![disappeared radio silence disappeared radio silence](https://www.tvguide.co.uk/channel_logos/870.png)
bookstore where I began this reading project. On my first day, I was surprised to discover a mirror image of the D.C. I recently returned to Berlin to work on a radio documentary about my search for silence. The quietest place I’ve ever lived is Germany, where sound regulations, urban forests and the occasional act of public shushing creates a different sonic landscape.
![disappeared radio silence disappeared radio silence](https://static.dw.com/image/52580220_401.jpg)
“Shutting out the world is not about turning your back on your surroundings,” he writes, “but rather the opposite: it is seeing the world a bit more clearly, staying a course and trying to love your life.” Kagge’s book was a visual feast of hazy horizons and poetic sentences about the value of silence.

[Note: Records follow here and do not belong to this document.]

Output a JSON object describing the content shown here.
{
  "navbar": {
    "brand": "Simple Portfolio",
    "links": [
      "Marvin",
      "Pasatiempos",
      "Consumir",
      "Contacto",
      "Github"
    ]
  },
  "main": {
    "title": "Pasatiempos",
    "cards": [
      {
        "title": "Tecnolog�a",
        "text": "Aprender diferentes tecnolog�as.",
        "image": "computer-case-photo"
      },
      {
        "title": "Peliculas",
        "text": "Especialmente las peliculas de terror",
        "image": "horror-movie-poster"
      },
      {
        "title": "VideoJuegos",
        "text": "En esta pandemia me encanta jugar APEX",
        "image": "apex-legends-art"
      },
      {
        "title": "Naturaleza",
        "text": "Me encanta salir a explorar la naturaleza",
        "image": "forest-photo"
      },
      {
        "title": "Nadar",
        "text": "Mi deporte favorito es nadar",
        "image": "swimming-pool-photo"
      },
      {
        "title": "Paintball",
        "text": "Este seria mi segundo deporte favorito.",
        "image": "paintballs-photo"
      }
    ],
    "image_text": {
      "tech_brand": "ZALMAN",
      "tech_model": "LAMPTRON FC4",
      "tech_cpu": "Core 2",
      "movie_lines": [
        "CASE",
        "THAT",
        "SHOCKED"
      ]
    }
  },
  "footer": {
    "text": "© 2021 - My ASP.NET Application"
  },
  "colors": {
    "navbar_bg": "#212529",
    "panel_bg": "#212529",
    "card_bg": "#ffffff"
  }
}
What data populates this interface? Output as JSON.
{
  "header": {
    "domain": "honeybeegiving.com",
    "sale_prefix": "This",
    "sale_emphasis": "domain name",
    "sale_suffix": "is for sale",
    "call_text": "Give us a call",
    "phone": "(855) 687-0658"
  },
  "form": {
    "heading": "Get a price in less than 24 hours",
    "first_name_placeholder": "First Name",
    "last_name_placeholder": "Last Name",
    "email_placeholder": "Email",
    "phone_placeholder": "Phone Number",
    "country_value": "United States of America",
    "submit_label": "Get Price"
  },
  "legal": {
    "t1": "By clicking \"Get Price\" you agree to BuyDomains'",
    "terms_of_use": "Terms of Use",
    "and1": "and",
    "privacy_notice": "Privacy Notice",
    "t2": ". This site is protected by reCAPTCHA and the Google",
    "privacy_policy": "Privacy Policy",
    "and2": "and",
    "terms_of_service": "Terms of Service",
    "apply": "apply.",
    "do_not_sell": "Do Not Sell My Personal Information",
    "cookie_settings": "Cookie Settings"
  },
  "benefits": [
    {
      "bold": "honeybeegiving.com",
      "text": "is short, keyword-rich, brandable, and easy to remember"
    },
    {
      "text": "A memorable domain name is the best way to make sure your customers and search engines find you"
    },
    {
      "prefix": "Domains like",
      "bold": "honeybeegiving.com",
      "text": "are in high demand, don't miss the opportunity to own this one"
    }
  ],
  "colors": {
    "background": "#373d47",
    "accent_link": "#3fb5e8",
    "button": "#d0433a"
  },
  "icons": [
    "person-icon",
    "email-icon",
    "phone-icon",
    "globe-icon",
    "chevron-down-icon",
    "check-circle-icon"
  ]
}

When I bought my first guide to silence, aptly titled “Silence,” by the Norwegian writer and explorer Erling Kagge, I was comforted to learn that I wasn’t alone in my struggle. I confess to a smartphone addiction and an unhealthy volume of streaming, bingeing and reading restlessness. For a long time, I thought I was alone in my inability to be present. It is the cumulative experience of personal space and a mind at rest, with room to think and contemplate.
![disappeared radio silence disappeared radio silence](https://youredrivingmewilde.files.wordpress.com/2016/02/radio-silence1.jpg)
Silence is more than the absence of noise. I’m tempted to dismiss my growing obsession with books about silence as a frivolous longing for “chicken soup for an angsty soul.” But the rise of this family of books speaks to a real need - and void - in contemporary life.